Propos recueillis par Virginie Leray

 

Alors que la Belgique vient de reconnaître la pénibilité du métier d’enseignant, comment faire vivre la dynamique Réenchanter l’École ?

Christine Rossignol : Je me suis toujours sentie interpellée et affectée en constatant la souffrance – bien réelle – de certains collègues alors que ce métier m’a rendue tellement heureuse ! Peut-être parce que l’enseignement est, pour moi, indissociable du processus éducatif… Il me semble en tout cas qu’il fait partie de ces professions qui rendent les autres plus vivants parce qu’on ne peut les exercer qu’avec son être, sans pouvoir se mettre entre parenthèses. Il y a une obligation d’authenticité puisque c’est un métier de relation. Cela s’avère particulièrement impliquant, parfois périlleux mais aussi inestimable : on enseigne avec ce que l’on est plus qu’avec ce que l’on sait… et c’est précisément ce qui est passionnant.

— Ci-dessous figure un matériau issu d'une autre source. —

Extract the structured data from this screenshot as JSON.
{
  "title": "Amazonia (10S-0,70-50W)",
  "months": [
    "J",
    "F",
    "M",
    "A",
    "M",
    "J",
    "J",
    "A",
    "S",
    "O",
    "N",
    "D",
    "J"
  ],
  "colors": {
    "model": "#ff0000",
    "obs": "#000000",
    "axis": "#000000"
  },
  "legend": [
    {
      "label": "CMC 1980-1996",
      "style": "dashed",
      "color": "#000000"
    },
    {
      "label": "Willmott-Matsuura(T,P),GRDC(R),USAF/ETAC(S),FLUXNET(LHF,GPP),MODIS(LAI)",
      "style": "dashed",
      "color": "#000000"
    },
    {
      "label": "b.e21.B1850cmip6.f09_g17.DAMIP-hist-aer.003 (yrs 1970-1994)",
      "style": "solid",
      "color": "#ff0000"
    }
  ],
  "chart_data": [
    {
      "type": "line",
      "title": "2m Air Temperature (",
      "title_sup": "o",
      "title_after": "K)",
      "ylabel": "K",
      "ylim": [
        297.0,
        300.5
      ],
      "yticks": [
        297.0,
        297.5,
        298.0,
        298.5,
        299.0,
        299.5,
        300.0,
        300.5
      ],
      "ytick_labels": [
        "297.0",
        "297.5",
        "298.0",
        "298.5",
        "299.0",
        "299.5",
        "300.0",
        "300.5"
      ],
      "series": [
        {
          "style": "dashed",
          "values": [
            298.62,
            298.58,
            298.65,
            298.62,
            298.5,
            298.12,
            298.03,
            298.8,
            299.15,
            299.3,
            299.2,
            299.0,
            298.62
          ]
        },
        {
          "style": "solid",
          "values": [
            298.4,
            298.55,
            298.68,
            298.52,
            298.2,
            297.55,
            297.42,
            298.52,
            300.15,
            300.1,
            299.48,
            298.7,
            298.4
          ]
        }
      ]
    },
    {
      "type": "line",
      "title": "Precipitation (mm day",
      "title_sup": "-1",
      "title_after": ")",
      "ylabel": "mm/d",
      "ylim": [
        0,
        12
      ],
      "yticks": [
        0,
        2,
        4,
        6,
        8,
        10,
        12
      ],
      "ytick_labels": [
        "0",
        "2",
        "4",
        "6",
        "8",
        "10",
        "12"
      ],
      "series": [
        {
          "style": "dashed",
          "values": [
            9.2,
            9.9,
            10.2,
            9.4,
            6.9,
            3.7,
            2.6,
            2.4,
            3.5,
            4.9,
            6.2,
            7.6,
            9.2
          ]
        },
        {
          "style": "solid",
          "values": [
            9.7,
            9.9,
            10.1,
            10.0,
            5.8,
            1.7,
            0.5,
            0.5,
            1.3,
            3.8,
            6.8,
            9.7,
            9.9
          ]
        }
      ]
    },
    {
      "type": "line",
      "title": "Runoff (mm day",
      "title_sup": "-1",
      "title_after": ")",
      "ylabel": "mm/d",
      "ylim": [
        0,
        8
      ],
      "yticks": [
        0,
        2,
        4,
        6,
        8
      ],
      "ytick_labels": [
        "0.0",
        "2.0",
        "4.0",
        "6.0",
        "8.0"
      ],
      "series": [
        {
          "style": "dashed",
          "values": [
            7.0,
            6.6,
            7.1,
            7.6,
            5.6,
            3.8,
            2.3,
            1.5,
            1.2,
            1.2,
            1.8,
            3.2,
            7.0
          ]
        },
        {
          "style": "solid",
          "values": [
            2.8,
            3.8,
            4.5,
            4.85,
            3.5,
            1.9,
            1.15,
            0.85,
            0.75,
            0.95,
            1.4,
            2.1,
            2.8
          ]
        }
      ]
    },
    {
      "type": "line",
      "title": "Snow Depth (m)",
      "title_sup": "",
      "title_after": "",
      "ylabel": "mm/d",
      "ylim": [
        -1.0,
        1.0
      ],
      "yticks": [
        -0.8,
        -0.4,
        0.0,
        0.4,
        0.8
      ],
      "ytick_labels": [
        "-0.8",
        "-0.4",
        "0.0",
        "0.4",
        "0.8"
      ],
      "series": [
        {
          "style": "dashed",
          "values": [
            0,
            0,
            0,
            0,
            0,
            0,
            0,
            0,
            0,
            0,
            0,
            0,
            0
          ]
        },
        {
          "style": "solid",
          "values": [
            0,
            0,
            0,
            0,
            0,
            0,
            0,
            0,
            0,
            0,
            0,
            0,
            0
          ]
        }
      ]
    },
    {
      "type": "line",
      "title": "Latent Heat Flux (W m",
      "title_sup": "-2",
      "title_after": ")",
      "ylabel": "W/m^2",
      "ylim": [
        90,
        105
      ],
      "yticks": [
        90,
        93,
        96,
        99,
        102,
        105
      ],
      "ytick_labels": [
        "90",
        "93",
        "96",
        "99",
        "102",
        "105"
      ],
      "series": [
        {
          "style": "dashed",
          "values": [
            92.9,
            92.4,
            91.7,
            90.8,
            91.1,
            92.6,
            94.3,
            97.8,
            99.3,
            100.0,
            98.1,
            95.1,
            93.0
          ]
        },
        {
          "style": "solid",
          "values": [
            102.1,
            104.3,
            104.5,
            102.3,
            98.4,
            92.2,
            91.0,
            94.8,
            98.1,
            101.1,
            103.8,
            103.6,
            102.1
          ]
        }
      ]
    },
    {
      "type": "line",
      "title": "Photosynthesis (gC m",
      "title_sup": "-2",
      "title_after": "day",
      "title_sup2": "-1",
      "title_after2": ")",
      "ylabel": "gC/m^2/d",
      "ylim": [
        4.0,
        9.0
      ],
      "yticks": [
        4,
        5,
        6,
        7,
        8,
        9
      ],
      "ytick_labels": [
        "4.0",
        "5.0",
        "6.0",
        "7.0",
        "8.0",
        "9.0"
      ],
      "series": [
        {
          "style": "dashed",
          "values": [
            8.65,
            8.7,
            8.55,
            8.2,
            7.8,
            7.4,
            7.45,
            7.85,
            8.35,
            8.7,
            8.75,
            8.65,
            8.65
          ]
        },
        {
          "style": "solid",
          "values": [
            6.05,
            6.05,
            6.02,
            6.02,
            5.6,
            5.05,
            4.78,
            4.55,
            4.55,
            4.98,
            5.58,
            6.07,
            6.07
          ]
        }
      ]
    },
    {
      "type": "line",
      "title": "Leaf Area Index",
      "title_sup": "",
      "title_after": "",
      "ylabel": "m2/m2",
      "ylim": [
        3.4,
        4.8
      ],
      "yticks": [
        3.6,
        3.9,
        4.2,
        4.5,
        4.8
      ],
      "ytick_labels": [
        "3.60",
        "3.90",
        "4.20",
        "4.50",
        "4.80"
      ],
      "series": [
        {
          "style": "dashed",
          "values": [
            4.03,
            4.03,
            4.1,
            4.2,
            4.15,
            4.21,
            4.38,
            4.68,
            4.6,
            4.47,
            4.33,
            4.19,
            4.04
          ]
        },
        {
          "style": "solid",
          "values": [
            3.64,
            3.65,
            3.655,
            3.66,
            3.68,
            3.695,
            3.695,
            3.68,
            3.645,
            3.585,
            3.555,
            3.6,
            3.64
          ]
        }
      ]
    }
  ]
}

Comment faire naître de vraies vocations d’enseignants ?

C.R. : Dans ma jeunesse, je n’aimais pas l’école et je ne me voyais pas du tout enseignante. Trop amoureuse de littérature, j’avais peur de perdre patience à présenter en classe des auteurs que j’adorais mais dont je me rappelais combien ils avaient laissé indifférents mes propres camarades de classe… Pourtant, je me suis finalement dirigée vers l’enseignement et mes débuts en classe préprofessionnelle de niveau (CPPN) ont effectivement été un choc. Mais j’ai tenu le pari de faire découvrir et apprécier à ces élèves des extraits de ma triade d’auteurs fétiches, pourtant réputés peu accessibles : Proust, Saint-John Perse et René Char ! Quitte à emprunter des chemins détournés, comme proposer un puzzle à reconstituer à partir d’une de ces phrases interminables de Proust. La notion de défi et l’impératif de créativité m’ont d’emblée intéressée. Et puis, ces jeunes plus éloignés du savoir ne sont-ils pas ceux qui en ont le plus besoin ?

Enseigner auprès d’élèves en difficulté, implique-t-il une forme de renoncement intellectuel ?

C.R. : D’une certaine manière oui… Mais pour pallier cela, j’ai très tôt choisi de faire de ma pratique le lieu de mon intellectualité. Notamment en devenant formatrice. Le travail autour de la dimension didactique de ma discipline m’a d’ailleurs beaucoup aidée en confirmant mon intuition première qu’on ne pouvait pas proposer de la roupie de sansonnet aux élèves en difficulté. Les modalités d’apprentissage doivent être reliées à ce qui fait sens et il faut aussi apprendre aux élèves à construire ce sens.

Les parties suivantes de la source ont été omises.